Avec le recul, ce touche à tout génial qui a pensé la musique comme nul autre, en terme d’image de théâtre autant qu’en terme de sonorité, dirigeant tout d’une main de fer (mise en scène, montage, lumière, son, etc…) fut un homme passionné par l’opéra: le témoignage de José Carreras, Mirella Freni ou Christa Ludwig montre combien le chef savait diriger l’orchestre afin de rendre totalement libre le soliste sur la scène… une complicité miraculeuse dont chacun témoigne et qui nous paraissant pour nous aujourd’hui impensable, d’autant plus sous la tyrannie de quelques metteurs en scène, a porté ses fruits, heureusement fixés au disque, comme l’intégrale des oeuvres vocales, lyriques et sacrées, éditée par Emi Classics à l’occasion du Centenaire Karajan en avril 2008, nous l’a rappelé, en un coffret événement: the complete Emi recordings: 1946-1984: opera & vocal », 72 cd Emi Classics. La lecture est captivante grâce à un texte pertinent qui tout en ne cachant rien de l’activité contestable de l’homme, décortique le style Karajan, musicien esthète, travailleur et découvreur infatigable. Uehling lève le voile sur un monstre sacré de l’interprétation des oeuvres en s’appuyant sur de nombreuses citations de ses enregistrements et de son legs enregistré et filmé. Le texte complètera utilement la lecture d’une autre biographie, plus récente, parue aux éditions Odile Jacob, signé Pierre Jean Rémy: « Karajan, la biographie » (parue en mars 2007).

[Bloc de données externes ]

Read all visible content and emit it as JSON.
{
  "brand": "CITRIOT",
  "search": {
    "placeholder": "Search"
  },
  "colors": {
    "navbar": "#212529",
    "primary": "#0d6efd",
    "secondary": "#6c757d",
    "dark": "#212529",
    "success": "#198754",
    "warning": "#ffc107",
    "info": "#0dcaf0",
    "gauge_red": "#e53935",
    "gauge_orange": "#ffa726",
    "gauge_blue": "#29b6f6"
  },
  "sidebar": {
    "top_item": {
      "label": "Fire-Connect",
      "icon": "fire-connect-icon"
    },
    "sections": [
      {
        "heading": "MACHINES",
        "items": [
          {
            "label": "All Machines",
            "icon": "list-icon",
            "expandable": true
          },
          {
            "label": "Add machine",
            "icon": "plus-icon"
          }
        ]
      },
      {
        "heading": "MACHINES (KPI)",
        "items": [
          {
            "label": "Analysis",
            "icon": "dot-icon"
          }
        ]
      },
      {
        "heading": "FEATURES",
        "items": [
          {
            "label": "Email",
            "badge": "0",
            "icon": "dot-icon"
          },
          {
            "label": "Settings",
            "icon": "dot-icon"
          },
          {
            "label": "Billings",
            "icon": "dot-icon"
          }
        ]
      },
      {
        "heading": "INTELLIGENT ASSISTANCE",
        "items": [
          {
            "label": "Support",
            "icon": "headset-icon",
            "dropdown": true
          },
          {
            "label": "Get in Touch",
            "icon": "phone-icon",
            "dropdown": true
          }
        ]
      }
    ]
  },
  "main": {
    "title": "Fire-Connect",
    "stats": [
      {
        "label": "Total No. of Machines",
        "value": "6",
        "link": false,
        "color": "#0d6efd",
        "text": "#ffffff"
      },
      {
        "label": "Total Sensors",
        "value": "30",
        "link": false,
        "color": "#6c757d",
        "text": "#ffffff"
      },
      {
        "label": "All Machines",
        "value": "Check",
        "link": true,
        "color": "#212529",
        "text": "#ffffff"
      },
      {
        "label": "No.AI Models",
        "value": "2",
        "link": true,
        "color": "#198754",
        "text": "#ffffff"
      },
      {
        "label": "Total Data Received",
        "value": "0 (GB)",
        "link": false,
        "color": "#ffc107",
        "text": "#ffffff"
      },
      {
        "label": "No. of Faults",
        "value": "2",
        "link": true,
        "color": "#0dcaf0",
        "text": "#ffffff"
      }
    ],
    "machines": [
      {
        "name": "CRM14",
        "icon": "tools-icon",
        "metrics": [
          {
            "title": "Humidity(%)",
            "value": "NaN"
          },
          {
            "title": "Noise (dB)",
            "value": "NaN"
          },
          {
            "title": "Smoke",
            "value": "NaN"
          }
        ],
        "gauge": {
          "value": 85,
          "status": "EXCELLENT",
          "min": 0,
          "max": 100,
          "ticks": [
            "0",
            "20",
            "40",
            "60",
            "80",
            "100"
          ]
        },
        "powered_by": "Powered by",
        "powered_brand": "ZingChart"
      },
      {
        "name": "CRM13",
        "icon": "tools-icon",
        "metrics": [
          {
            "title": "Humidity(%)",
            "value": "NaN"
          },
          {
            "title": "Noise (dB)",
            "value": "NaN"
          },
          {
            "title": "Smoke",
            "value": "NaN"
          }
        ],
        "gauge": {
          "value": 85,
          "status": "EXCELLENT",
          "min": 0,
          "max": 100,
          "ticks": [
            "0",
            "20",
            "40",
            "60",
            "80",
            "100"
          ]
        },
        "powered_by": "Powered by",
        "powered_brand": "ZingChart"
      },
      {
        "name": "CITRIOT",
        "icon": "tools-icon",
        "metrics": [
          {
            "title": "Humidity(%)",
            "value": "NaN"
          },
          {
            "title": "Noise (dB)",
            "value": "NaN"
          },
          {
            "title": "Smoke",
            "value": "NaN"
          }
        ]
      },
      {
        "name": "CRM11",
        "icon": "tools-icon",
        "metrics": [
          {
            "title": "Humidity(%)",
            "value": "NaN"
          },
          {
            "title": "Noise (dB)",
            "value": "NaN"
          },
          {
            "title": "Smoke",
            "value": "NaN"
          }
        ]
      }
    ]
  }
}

Nous devons à Philippe Olivier, directeur chez Hermann, de la collection « Points d’orgue » (dont fait partie la présente édition biographique) un remarquable dictionnaire/guide sur le théâtre de Wagner (Philippe Olivier: « Wagner, Manuel pratique à l’usage des mélomanes », éditions Hermann Musique, paru en novembre 2007).
Peter Uehling: « Karajan ». Traduit de l’Allemand par Paul Gérard. Postface de Paul Badura-Skoda. 525 pages.